A necessidade de decisão com base no contexto escolar
Todos esses argumentos são legítimos e precisam ser levados em consideração no momento de se decidir por adotar ou não a prática de lição de casa em determinado contexto escolar. É fundamental, também, que a equipe pedagógica discuta o assunto entre si, articulando-o ao contexto de cada comunidade escolar, de forma a fundamentar sua decisão com base no que for melhor para as crianças e adolescentes.
A lição de casa na rotina infantil
Atualmente, muitas discussões têm sido feitas acerca do tema adultização infantil. Considerando que a adultização está presente toda vez que uma criança é exposta a situações, deveres e responsabilidades próprios da vida adulta, pode-se afirmar que uma rotina atribulada e baseada em produtividade, quando imposta a uma criança, constitui-se como um mecanismo de adultização.
Adultização infantil e o tempo livre
Nesse sentido, a equipe pedagógica precisa pensar: quem são nossos estudantes? Quanto tempo eles passam na escola? O que fazem em seu tempo livre? Eles têm tempo para brincar, ou tempo ocioso que possam usar como lhes aprouver? As famílias têm disponibilidade para um tempo de qualidade com as crianças?
Adequação ao tempo escolar e familiar
A partir dessas respostas, alguns caminhos podem surgir como melhores que outros.
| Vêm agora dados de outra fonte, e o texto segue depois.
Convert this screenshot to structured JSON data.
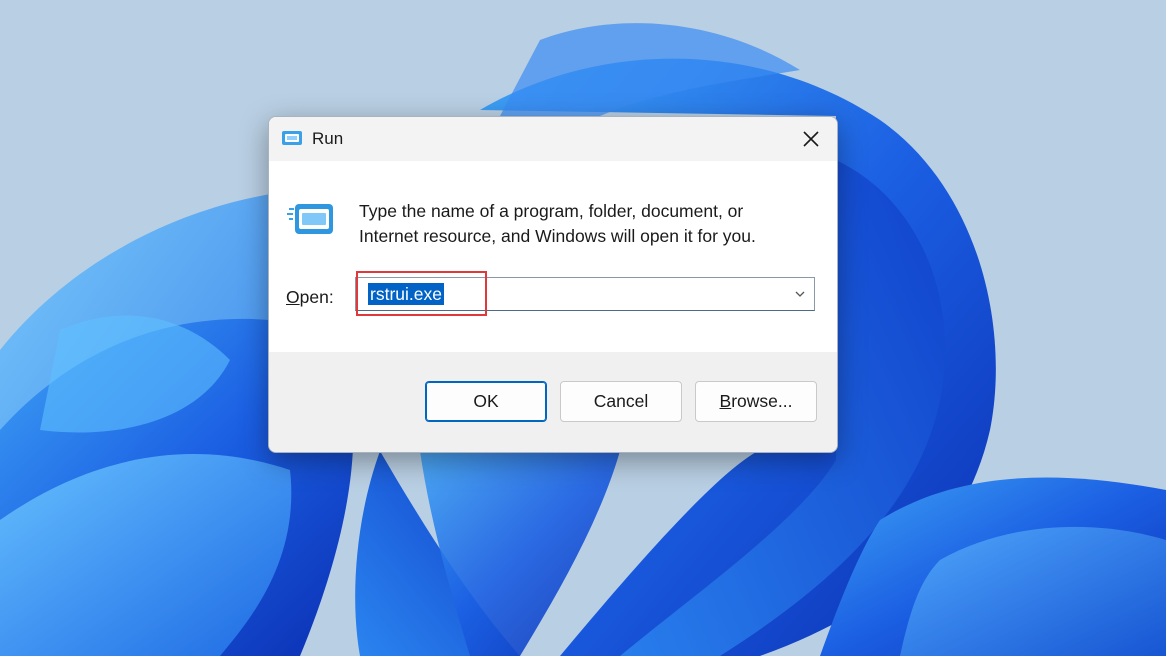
{
  "dialog": {
    "title": "Run",
    "description_line1": "Type the name of a program, folder, document, or",
    "description_line2": "Internet resource, and Windows will open it for you.",
    "open_label_accel": "O",
    "open_label_rest": "pen:",
    "open_value": "rstrui.exe",
    "buttons": {
      "ok": "OK",
      "cancel": "Cancel",
      "browse_accel": "B",
      "browse_rest": "rowse..."
    }
  },
  "icons": {
    "title": "run-icon",
    "main": "run-icon",
    "close": "close-icon",
    "dropdown": "chevron-down-icon"
  },
  "colors": {
    "selection": "#0063c5",
    "highlight_box": "#e0393b",
    "wallpaper_blue": "#1e5ee6",
    "desktop_bg": "#b9cfe3"
  }
}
Para uma criança que frequenta a escola em tempo integral, por exemplo, a lição de casa pode “roubar” o pouco tempo livre que ela tem com a família e amigos. Já para uma criança que passa apenas 4 ou 5 horas na escola, a lição de casa pode representar uma retomada importante dos objetos de conhecimento apresentados.
Para famílias que participam da vida escolar dos filhos, a vivência conjunta da lição de casa pode se constituir mais um momento de aproximação entre eles. Já para famílias trabalhadoras, cujos pais ou responsáveis passam poucas horas em casa, a necessidade de incluir o apoio à lição de casa da criança às outras demandas domésticas pode gerar cansaço, tensão e um desgaste na relação familiar.
Escuta sensível ao contexto extraescolar
É preciso que a escola tenha uma escuta atenta e sensível, a fim de compreender como é a rotina das crianças e famílias fora da escola. Dessa forma, a proposta da lição de casa, quando (e se) acontecer, terá uma melhor chance de se adequar ao contexto extraescolar.
O que se aprende com a lição de casa?
Ao refletir sobre a lição de casa, os educadores precisam ter clareza sobre o que esperam que os estudantes aprendam com ela. Nesse sentido, os objetivos estabelecidos para a aprendizagem podem determinar, também, o tipo de lição de casa a ser oferecida.
Lição de casa para aprendizagem conceitual
Se a expectativa de aprendizagem for de uma questão conceitual, a lição de casa pode ser proposta como um elemento disparador. Nesse contexto, as crianças podem ser convidadas a realizar, em casa, tarefas que mobilizem saberes prévios, a fim de participarem melhor da aula em que o conceito será discutido. Elas podem também realizar pesquisas que contribuam para a construção coletiva daquele conceito. Podem, ainda, vivenciar experiências que fundamentarão o conceito a ser construído.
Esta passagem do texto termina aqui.